If one goes beyond that notion of nature as being more than just that which exists, we are talking about the biosphere. And when we talk about the biosphere we are talking about its evolution. Otherwise the word “nature” becomes so big, so promiscuous as it were, so “universal” as to become almost vacuous. It becomes the being that is nothing.

So we are talking, when we speak of a natural world, or when we speak of the biosphere, we’re talking about evolution. And it is always evolving.

When we no longer rank materials on the basis of how natural or man-made they are, it is revealed that human labour is the only constant which we can identify causing harm. Instead of evaluating the environmental impacts of what we define as “waste” (by analysing how materials we produce, such as plastics, change other than humans), we should approach labour itself as the waste. It extracts to sustain human values. All work is preservative, it seeks to halt change, to combats erosion. #ॐ

I now think that all environmental concerns are aesthetic: Nature will always find a way – But when they begin a process of adaptation, they change into something I cannot classify. The terror I feel facing climate change is revealed as a tremor at foundations of the ivory tower I’ve constructed: The position from where I’ve safely classified and framed my relations to others from.

Seems that non human life adapts to change and when it does it super exceeds my understanding of what is natural. It might be that survival is ugly. The (climate) change I’m involved with is a change in values, a change in what is deemed beauty. I can see desperation being normalized and crying emerging as art.

There is an odd bitter (or class-aware, which is which in this turmoil?) tone to the question “what is nature” and “for whom is nature”.  For example, there are currently numerous Safe the Baltic Sea -campaigns, with celebrity enforcements and support from business patrons. They want the people to keep the “sea clean”. When a business patron speaks of saving the sea… I’m left to ask for whom and what is sea.

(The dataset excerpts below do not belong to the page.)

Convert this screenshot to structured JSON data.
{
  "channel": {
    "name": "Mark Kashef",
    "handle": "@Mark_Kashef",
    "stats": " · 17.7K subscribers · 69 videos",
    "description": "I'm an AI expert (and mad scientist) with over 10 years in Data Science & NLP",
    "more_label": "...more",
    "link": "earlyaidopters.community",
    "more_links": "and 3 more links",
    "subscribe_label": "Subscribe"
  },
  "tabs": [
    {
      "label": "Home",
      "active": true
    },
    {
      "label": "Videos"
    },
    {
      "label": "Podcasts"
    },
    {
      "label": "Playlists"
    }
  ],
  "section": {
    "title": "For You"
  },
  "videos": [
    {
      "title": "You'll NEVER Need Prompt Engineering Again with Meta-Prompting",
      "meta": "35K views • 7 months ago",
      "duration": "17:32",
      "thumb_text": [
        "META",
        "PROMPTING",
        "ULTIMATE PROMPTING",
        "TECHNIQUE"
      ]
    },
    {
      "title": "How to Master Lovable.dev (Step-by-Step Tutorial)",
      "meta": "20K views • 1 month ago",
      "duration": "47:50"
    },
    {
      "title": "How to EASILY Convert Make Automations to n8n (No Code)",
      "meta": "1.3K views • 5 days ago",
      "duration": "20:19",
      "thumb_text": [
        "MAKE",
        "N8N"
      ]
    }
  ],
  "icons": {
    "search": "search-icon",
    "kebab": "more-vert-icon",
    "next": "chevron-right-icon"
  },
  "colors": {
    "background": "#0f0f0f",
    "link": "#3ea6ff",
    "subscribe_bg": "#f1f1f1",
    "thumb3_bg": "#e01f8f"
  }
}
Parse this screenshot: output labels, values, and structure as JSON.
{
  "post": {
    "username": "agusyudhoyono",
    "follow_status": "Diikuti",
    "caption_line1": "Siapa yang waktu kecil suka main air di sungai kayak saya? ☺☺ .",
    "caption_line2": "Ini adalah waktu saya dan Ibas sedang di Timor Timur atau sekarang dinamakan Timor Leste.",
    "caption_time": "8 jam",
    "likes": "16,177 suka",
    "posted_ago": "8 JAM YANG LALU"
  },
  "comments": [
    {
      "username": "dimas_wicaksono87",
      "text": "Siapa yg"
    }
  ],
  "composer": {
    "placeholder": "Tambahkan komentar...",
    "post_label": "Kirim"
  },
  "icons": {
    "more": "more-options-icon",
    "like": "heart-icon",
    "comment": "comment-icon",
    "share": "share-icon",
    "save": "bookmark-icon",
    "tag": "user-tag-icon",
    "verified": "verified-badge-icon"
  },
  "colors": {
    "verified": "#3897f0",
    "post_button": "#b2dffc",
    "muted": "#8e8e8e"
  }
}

I don’t have access to the sea they roam nor the clean they speak of. These are synthetized hyperobjects of sorts. The modesty etiquette these folk enforce, taints me like an oil spill. I’m not motivated by the cleanliness the patrons and their celebrity friends are calling – Particularly when their lifestyles and merchant ship are the root of the cause. Their campaigns are waste.

We can return to campaigns, after the fruits of all labour have been distributed fairly. I think this is a continuation of an Ore.e Ref. slogan from way back: “Let’s make de-growth fun!”